The taxpayers lived in a community property state. The taxpayer-wife did not sign the Form 2553 in this case to make the election. There is no evidence that the taxpayers requested late relief to fix this problem. Based solely on the facts in the court’s opinion, it seems like the S corporation election is invalid. The taxpayers’ argument that the entity was a C corporation seems correct.

The facts in the court opinion also suggest that there is a second class of stock problem. The corporation appears to be owned 50 percent by each spouse (or maybe the spouses each owned 20 percent–the result is the same). The taxpayer-husband filed a Form 2553 that shows that the wife has no ownership in the corporation. This would seem to evidence an agreement to allocate more to one shareholder, the husband, than the other shareholder, the wife (indeed the IRS’s allocation to the husband by itself seems to void the S corporation election).

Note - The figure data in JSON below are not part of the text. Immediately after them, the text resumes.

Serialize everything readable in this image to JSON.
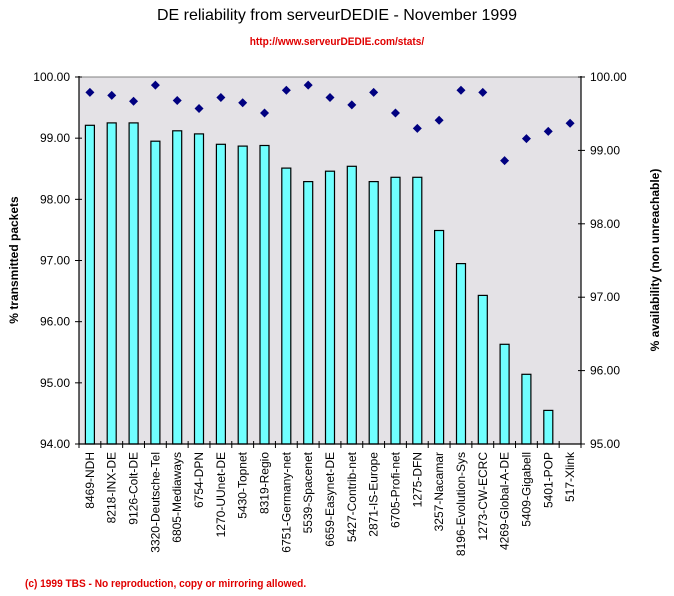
{
  "header": {
    "title": "DE reliability from serveurDEDIE - November 1999",
    "subtitle": "http://www.serveurDEDIE.com/stats/"
  },
  "footer": {
    "copyright": "(c) 1999 TBS - No reproduction, copy or mirroring allowed."
  },
  "colors": {
    "plot_background": "#e4e2e6",
    "bar_fill": "#70ffff",
    "bar_stroke": "#000000",
    "marker_fill": "#000080",
    "subtitle_color": "#e00000"
  },
  "chart_data": {
    "type": "bar",
    "title": "DE reliability from serveurDEDIE - November 1999",
    "subtitle": "http://www.serveurDEDIE.com/stats/",
    "xlabel": "",
    "categories": [
      "8469-NDH",
      "8218-INX-DE",
      "9126-Colt-DE",
      "3320-Deutsche-Tel",
      "6805-Mediaways",
      "6754-DPN",
      "1270-UUnet-DE",
      "5430-Topnet",
      "8319-Regio",
      "6751-Germany-net",
      "5539-Spacenet",
      "6659-Easynet-DE",
      "5427-Contrib-net",
      "2871-IS-Europe",
      "6705-Profi-net",
      "1275-DFN",
      "3257-Nacamar",
      "8196-Evolution-Sys",
      "1273-CW-ECRC",
      "4269-Global-A-DE",
      "5409-Gigabell",
      "5401-POP",
      "517-Xlink"
    ],
    "series": [
      {
        "name": "% transmitted packets",
        "type": "bar",
        "axis": "left",
        "values": [
          99.21,
          99.25,
          99.25,
          98.95,
          99.12,
          99.07,
          98.9,
          98.87,
          98.88,
          98.51,
          98.29,
          98.46,
          98.54,
          98.29,
          98.36,
          98.36,
          97.49,
          96.95,
          96.43,
          95.63,
          95.14,
          94.55,
          null
        ]
      },
      {
        "name": "% availability (non unreachable)",
        "type": "scatter",
        "marker": "diamond",
        "axis": "right",
        "values": [
          99.79,
          99.75,
          99.67,
          99.89,
          99.68,
          99.57,
          99.72,
          99.65,
          99.51,
          99.82,
          99.89,
          99.72,
          99.62,
          99.79,
          99.51,
          99.3,
          99.41,
          99.82,
          99.79,
          98.86,
          99.16,
          99.26,
          99.37
        ]
      }
    ],
    "y_left": {
      "label": "% transmitted packets",
      "ylim": [
        94,
        100
      ],
      "ticks": [
        "94.00",
        "95.00",
        "96.00",
        "97.00",
        "98.00",
        "99.00",
        "100.00"
      ],
      "tick_values": [
        94,
        95,
        96,
        97,
        98,
        99,
        100
      ]
    },
    "y_right": {
      "label": "% availability (non unreachable)",
      "ylim": [
        95,
        100
      ],
      "ticks": [
        "95.00",
        "96.00",
        "97.00",
        "98.00",
        "99.00",
        "100.00"
      ],
      "tick_values": [
        95,
        96,
        97,
        98,
        99,
        100
      ]
    },
    "grid": false,
    "legend": "none"
  }
}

If this is correct, the S corporation election was terminated and the entity was a C corporation for Federal income tax purposes. The taxpayers’ argument about the restaurant being a C corporation would have been correct.

The Takeaway

This case provides authority that can be cited by married couples in community property states who inadvertently terminate their S corporation election.

If taxpayers do not want to jump through the hoops set out by the IRS in its guidance for requesting late relief, or if they do not qualify for that relief, they may be able to ignore the IRS’s guidance and, if there is an IRS adjustment on audit, they can just ask the U.S. Tax Court to bless their invalid S corporation election.

For those who are more risk-averse, a better and more conservative strategy might be to just follow the IRS’s guidance. This requires making a request to obtain the IRS’s automatic consent by requesting a letter ruling.